Fractures of the tuberosity are avulsions. Traditionally these were thought to be pulled off by peroneus brevis but biomechanical studies by Richli and Rosenthal (1984) and Theodorou et al (2003) suggest the lateral band of the plantar fascia is more likely to be responsible.
Simple (left) and comminuted (right) fractures of the tuberosity. Both treated with the RICE regime with good clinical results
Most are displaced only a small amount. Intra-articular fractures are relatively common but major intra-articular displacement is not.
Wiener et al (1997) randomised 89 patients to layered soft dressing or below-knee cast. All were weight-bearing. All fractures united, but the patients treated in soft dressings returned to activities quicker. 30% were lost to follow-up.
Clapper reported 68 fractures in naval personnel, all of which united in a mixture of casts and soft dressings.

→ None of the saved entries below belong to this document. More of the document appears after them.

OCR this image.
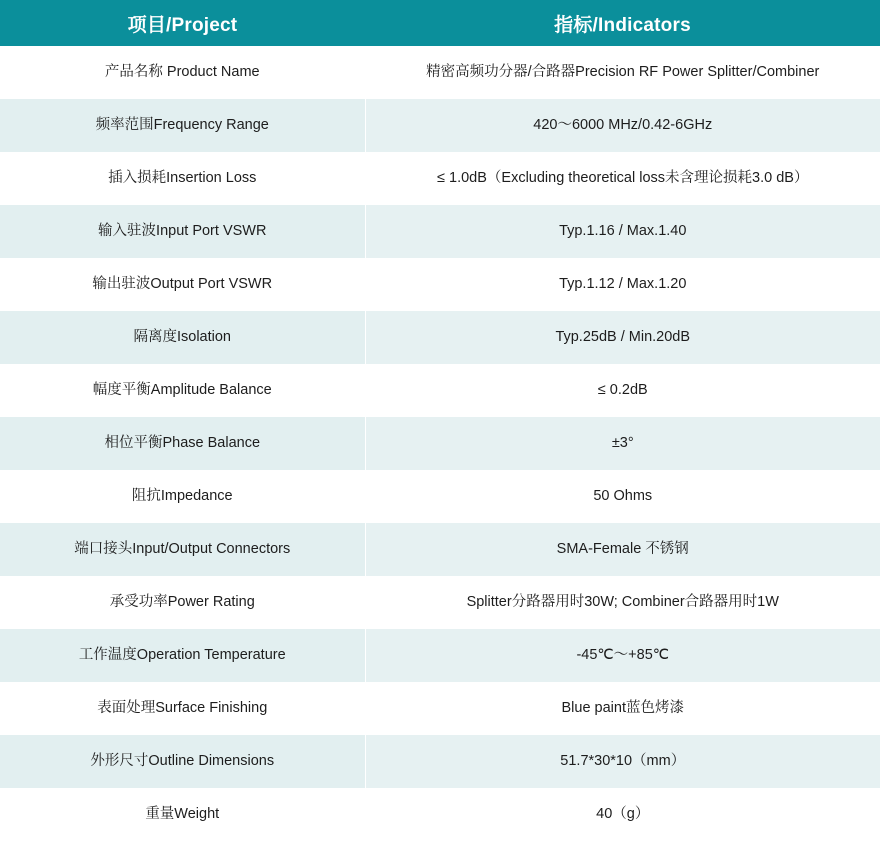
项目/Project	指标/Indicators
产品名称 Product Name	精密高频功分器/合路器Precision RF Power Splitter/Combiner
频率范围Frequency Range	420～6000 MHz/0.42-6GHz
插入损耗Insertion Loss	≤ 1.0dB（Excluding theoretical loss未含理论损耗3.0 dB）
输入驻波Input Port VSWR	Typ.1.16 / Max.1.40
输出驻波Output Port VSWR	Typ.1.12 / Max.1.20
隔离度Isolation	Typ.25dB / Min.20dB
幅度平衡Amplitude Balance	≤ 0.2dB
相位平衡Phase Balance	±3°
阻抗Impedance	50 Ohms
端口接头Input/Output Connectors	SMA-Female 不锈钢
承受功率Power Rating	Splitter分路器用时30W; Combiner合路器用时1W
工作温度Operation Temperature	-45℃～+85℃
表面处理Surface Finishing	Blue paint蓝色烤漆
外形尺寸Outline Dimensions	51.7*30*10（mm）
重量Weight	40（g）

Konkel reported 4 delayed unions and one non-union in 35 patients, although none required surgery.
Overall the non-union rate is 1/192 in these series and there is no evidence that the mode of treatment influences fracture union. These patients should be treated functionally with as little restriction as possible.
We advise the RICE regime, usually with an elastic bandage, immediate weightbearing and no follow-up. Patients are advised there is a 1% risk of symptomatic non-union and can call for a further appointment if still in pain at 2 months. Using this regime we have fixed one tuberosity fracture in 10 years.